Joseph Mazur began thinking about the probability of life events when a stone blinded him in one eye at age 12. Now a professor emeritus of mathematics at Marlboro College and author of Fluke: The Math and Myth of Coincidence, Mazur has examined how probability impacts our daily lives.

Until recently, Mazur’s fascination with coincidence was just a hobby. But a chance friendship during a residency in Italy helped transform his hobby into a full-blown book.

Each morning, another resident came down to breakfast with a fantastic story about a chance encounter. And each evening, Mazur appeared at dinner with the odds of that coincidence occurring. He would tell her, “Well yes, it’s a coincidence to you, but let me explain why it might have happened.”

After a week of this, Mazur’s new friend urged him to write a book about the possibilities of coincidences. Mazur is careful to remind us, though, that his math should never “take away from the magic” of coincidence.

Mazur distinguishes between coincidences and flukes: “A coincidence is two events, or maybe more than two events sometimes, colliding in space and time … with no apparent cause and with a surprise.” A fluke, on the other hand, is “somewhat of a coincidence but on a lower scale,” and its cause is more apparent.

Misunderstanding probability can cause real problems.
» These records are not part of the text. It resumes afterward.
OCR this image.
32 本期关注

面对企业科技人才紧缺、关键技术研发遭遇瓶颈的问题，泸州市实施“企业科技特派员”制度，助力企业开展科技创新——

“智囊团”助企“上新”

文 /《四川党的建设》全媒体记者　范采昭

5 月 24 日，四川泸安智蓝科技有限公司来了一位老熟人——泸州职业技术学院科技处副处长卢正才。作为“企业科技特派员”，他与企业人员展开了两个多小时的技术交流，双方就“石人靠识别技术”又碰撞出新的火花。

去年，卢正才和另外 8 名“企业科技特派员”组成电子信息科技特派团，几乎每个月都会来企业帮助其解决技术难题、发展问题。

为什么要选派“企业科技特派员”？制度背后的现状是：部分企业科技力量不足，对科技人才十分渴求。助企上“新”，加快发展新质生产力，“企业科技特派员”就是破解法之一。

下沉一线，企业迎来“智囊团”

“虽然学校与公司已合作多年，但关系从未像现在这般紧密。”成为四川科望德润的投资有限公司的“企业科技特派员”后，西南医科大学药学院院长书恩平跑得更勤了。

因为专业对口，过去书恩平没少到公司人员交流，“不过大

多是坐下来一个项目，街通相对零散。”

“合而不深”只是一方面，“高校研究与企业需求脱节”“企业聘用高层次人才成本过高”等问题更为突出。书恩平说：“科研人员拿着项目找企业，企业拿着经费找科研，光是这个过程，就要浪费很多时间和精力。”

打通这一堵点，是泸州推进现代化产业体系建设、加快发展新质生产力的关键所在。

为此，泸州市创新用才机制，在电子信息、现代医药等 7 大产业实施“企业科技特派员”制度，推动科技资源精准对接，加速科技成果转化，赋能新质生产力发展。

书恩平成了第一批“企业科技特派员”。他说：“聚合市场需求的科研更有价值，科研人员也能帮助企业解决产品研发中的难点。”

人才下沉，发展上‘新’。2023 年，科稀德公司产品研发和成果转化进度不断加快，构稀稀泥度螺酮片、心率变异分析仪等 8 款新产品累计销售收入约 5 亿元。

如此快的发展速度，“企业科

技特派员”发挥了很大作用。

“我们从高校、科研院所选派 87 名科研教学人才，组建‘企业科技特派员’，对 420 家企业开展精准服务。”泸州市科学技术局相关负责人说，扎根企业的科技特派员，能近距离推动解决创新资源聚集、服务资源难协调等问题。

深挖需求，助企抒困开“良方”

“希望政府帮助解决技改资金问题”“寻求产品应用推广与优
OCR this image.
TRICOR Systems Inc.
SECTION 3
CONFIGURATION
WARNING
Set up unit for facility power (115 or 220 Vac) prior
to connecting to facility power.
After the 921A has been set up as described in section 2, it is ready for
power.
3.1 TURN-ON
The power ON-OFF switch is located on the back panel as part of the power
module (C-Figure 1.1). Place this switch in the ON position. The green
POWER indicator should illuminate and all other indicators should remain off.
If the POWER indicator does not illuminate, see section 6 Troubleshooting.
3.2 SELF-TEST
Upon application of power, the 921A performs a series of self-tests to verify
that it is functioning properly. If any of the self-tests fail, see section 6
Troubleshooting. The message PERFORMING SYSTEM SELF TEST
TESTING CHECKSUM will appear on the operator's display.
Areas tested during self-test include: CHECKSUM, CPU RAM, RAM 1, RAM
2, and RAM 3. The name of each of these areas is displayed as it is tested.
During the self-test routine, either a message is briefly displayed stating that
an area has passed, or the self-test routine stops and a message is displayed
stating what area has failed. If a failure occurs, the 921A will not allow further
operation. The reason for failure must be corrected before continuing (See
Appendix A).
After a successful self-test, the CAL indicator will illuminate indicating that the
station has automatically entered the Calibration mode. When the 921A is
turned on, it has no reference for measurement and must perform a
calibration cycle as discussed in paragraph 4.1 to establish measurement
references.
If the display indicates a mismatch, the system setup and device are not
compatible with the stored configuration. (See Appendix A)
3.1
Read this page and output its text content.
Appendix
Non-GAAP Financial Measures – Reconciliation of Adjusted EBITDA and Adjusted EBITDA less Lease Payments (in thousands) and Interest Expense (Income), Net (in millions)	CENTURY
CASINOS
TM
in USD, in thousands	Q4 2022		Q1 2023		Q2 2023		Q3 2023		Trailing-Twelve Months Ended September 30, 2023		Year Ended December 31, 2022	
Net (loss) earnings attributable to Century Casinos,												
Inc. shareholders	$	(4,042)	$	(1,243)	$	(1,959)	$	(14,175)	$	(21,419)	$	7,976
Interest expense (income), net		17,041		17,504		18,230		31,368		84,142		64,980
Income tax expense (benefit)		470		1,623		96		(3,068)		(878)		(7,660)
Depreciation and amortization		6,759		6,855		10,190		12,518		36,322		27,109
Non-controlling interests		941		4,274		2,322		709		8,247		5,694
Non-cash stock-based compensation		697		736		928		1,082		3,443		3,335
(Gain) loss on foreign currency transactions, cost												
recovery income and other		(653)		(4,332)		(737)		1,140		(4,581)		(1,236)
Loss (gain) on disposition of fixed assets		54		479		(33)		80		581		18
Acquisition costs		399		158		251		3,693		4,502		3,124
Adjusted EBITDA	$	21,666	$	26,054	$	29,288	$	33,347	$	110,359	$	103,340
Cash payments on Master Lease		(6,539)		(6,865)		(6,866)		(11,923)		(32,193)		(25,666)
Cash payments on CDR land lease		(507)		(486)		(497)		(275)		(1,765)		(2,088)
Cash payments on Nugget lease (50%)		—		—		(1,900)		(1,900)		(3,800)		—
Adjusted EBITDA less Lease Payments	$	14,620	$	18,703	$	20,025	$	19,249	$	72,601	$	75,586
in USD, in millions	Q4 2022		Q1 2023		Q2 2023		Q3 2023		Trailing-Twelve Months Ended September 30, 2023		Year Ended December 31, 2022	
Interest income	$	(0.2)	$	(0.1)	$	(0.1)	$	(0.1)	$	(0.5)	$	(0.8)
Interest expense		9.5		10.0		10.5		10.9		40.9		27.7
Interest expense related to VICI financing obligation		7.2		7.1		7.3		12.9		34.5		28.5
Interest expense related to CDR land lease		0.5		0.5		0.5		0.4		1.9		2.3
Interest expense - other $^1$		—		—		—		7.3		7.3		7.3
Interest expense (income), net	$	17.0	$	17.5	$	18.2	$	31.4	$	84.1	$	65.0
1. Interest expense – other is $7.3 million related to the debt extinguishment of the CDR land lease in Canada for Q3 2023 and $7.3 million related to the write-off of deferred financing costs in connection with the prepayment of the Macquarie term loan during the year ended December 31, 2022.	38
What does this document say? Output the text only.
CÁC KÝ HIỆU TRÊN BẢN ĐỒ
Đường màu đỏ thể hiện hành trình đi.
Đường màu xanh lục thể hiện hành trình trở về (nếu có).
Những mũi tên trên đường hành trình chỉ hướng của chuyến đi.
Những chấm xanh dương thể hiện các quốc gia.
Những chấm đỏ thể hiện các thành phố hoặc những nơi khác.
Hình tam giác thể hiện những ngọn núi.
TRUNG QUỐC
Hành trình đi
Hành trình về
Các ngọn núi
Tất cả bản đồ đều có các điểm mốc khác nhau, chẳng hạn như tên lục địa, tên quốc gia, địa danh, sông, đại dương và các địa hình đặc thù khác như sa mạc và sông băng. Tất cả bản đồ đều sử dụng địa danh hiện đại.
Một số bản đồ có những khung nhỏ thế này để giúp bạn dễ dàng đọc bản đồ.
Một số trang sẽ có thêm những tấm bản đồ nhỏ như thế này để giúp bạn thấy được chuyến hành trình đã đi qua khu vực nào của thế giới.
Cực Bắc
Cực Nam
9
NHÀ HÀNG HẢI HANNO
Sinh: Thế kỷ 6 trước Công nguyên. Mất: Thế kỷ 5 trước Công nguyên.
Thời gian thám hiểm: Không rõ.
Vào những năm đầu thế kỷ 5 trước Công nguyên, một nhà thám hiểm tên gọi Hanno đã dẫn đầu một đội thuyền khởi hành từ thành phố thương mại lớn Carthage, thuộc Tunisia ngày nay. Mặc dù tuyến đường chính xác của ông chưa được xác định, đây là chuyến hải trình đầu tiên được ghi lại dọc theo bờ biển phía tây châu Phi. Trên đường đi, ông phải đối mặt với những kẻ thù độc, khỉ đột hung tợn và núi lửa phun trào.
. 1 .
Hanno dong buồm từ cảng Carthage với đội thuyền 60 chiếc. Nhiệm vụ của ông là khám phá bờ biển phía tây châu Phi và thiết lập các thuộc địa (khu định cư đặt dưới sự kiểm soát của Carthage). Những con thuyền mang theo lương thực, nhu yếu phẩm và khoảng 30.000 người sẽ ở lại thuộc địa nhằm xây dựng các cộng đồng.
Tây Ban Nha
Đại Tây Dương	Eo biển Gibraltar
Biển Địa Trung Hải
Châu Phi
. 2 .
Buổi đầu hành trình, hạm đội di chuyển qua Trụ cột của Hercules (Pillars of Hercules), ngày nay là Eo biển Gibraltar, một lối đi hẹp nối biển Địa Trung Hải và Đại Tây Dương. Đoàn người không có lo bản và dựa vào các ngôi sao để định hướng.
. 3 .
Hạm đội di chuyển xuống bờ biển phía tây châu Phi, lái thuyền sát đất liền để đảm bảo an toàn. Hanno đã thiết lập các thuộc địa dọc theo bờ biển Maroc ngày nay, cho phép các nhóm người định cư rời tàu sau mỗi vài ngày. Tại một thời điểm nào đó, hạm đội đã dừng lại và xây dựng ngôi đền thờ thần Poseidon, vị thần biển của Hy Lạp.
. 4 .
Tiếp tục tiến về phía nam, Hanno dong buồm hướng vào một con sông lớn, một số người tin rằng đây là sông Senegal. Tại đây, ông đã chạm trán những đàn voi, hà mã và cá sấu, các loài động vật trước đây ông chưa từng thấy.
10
When we see frightening events such as terrorist attacks happen -- and see them covered extensively in media -- we also tend to misjudge their likelihood. Because they are so widely covered, we tend to think we’re in greater danger than we often are.

But Mazur has some words of caution for us. “[The world is] so vast, it’s so unlikely that any of these particular, nasty events are going to actually happen to us,” he says. “It’s very, very unlikely, and yet we rationalize them as if the world is smaller than it actually is.”